Un 2016 più che positivo, segnato da una importante joint venture nel settore piping in Iran, un fatturato in crescita a quota 18 milioni di euro e rosee prospettive per il nuovo anno. È questa, in estrema sintesi, la fotografia di Euroguarco, storica azienda spezzina fondata nel 1958 da Luciano Ghirlanda e condotta oggi dai figli Massimiliano e Cristiano. Un’impresa che dà lavoro a 80 dipendenti e che conta tre stabilimenti all’attivo (ad Arcola, dove si trova la sede principale, nella foto di apertura, alla Spezia e a Ticengo, in provincia di Cremona).
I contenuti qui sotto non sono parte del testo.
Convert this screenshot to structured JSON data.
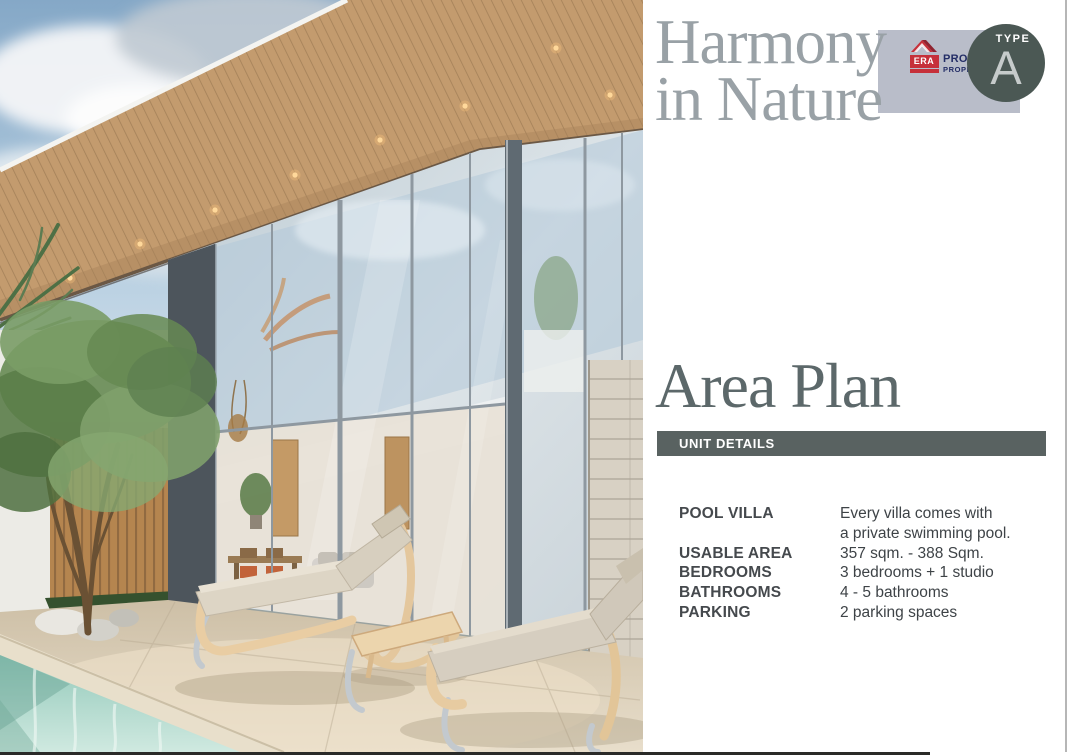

«Operiamo su diversi mercati – spiega l’ad spezzino Massimiliano Ghirlanda, 55 anni – in primis nell’oil & gas, ma anche nel ferroviario e nel navale». Mercati sui quali Euroguarco si affaccia con una produzione molto diversificata, che va dalle guarnizioni agli isolanti e interiors, dalle componenti per il piping alle valvole, divisione che negli anni ha raggiunto una gamma pressoché completa. Parallelamente, fornisce anche materiali semilavorati ad aziende di trasformazione: per esempio, giunture in lastra o rotolo a fabbricatori di guarnizioni, oppure materiali isolanti a coibentatori.

«Ci affacciamo per il 30-40% all’estero e per la restante parte al mercato italiano», precisa Ghirlanda. Recentemente “visitata” da una delegazione di operatori stranieri provenienti da diversi settori dell’economia del mare di Singapore, Turchia ed Emirati Arabi, Euroguarco lavora molto con i Paesi del Golfo (in particolare Iran e Iraq) e con l’Asia, ma in realtà le sue produzioni raggiungono un po’ tutto il mondo, dalla Russia alla Tanzania: «Tra le principali commesse, ricordo quella per la fornitura di materiale per la costruzione della torre “Estela de Luz” a Città del Messico», descrive l’amministratore delegato dell’azienda.

Di peso anche i lavori svolti per Siemens e per Fincantieri, così come le diverse commesse in ambito ferroviario, in particolare per l’alta velocità. E il 2017 attende Euroguarco con nuove importanti prospettive di lavoro proprio nel settore ferroviario.